For the 12th year in a row, volunteers will spend the Martin Luther King holiday weekend sprucing up Rock Creek Park and its tributaries. Rock Creek Conservancy and the National Park Service are hosting several trash and invasive species removal events from Saturday, January 15th through Monday, January 17th.
Volunteers will be picking up trash and removing invasive plants from within Rock Creek Park and its watershed. The closest socially-distanced group cleanups are taking place at Peirce Mill, and at two of Rock Creek Conservancy’s five mini-oases, Melvin Hazen West and Trail 9. The mini-oases are restoration and demonstration projects that involve removing invasive species and returning native plants to the ecosystem.
Volunteers at the mini-oases will focus on removing invasives. Register here for the Saturday, January 15th Trail 9 cleanup at Broad Branch Road and Beach Drive, and here for the Melvin Hazen event on Monday, January 17th.
There are two Peirce Mill cleanups. The first, on the 15th, will focus on invasives. And the second, on January 17th, focuses on trash removal.
Online registration is required, and if these events fill up, there are more on the weekend’s calendar. Rock Creek Conservancy also encourages us to do individual cleanups during MLK weekend, or any day. All they ask is that you register your mini-cleanup and report back with details of your trash haul.

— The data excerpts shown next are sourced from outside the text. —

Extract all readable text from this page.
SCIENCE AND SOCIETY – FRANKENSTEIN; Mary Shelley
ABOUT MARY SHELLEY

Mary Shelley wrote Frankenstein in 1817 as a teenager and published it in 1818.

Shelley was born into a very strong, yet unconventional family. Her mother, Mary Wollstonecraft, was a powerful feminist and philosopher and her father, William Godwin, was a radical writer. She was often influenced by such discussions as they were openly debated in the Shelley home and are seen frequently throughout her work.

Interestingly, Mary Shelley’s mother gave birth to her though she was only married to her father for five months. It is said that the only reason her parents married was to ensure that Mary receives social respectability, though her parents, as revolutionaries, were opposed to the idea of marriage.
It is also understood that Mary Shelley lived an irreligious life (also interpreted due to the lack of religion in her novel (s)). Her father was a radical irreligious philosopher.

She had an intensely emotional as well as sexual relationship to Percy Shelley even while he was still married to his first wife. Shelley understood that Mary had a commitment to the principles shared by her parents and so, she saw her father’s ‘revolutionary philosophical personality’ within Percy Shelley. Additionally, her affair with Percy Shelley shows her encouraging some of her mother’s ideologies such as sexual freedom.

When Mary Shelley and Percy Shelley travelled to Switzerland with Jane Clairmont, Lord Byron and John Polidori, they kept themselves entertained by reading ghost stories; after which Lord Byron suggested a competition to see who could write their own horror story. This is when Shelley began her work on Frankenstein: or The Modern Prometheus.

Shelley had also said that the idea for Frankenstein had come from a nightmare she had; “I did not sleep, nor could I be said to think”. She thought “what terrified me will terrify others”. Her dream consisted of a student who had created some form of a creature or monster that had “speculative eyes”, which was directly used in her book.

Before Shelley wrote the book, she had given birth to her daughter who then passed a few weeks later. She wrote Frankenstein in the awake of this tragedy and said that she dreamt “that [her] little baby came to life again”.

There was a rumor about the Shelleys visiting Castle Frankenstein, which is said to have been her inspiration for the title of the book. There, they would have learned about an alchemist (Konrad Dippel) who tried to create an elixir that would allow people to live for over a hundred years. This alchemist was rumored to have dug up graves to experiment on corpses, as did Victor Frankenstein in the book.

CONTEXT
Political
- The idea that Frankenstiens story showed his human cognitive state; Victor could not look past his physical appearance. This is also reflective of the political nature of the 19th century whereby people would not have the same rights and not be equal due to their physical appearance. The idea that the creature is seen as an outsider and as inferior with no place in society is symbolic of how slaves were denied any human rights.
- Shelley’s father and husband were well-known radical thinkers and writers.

“These options can take place at home, helping to protect the park from the outside in, and allow everyone to be a Rock Creek steward, regardless of availability,” says the conservancy.
And if you prefer to work with a group, socially-distanced cleanups are added to the Rock Creek Conservancy service calendar all the time. Volunteers will again work on removing invasive plants at Trail 9 on Saturday, January 22nd. Melvin Hazen East is getting some attention on January 29th, and volunteers return to the Melvin Hazen West mini-oasis on February 12th.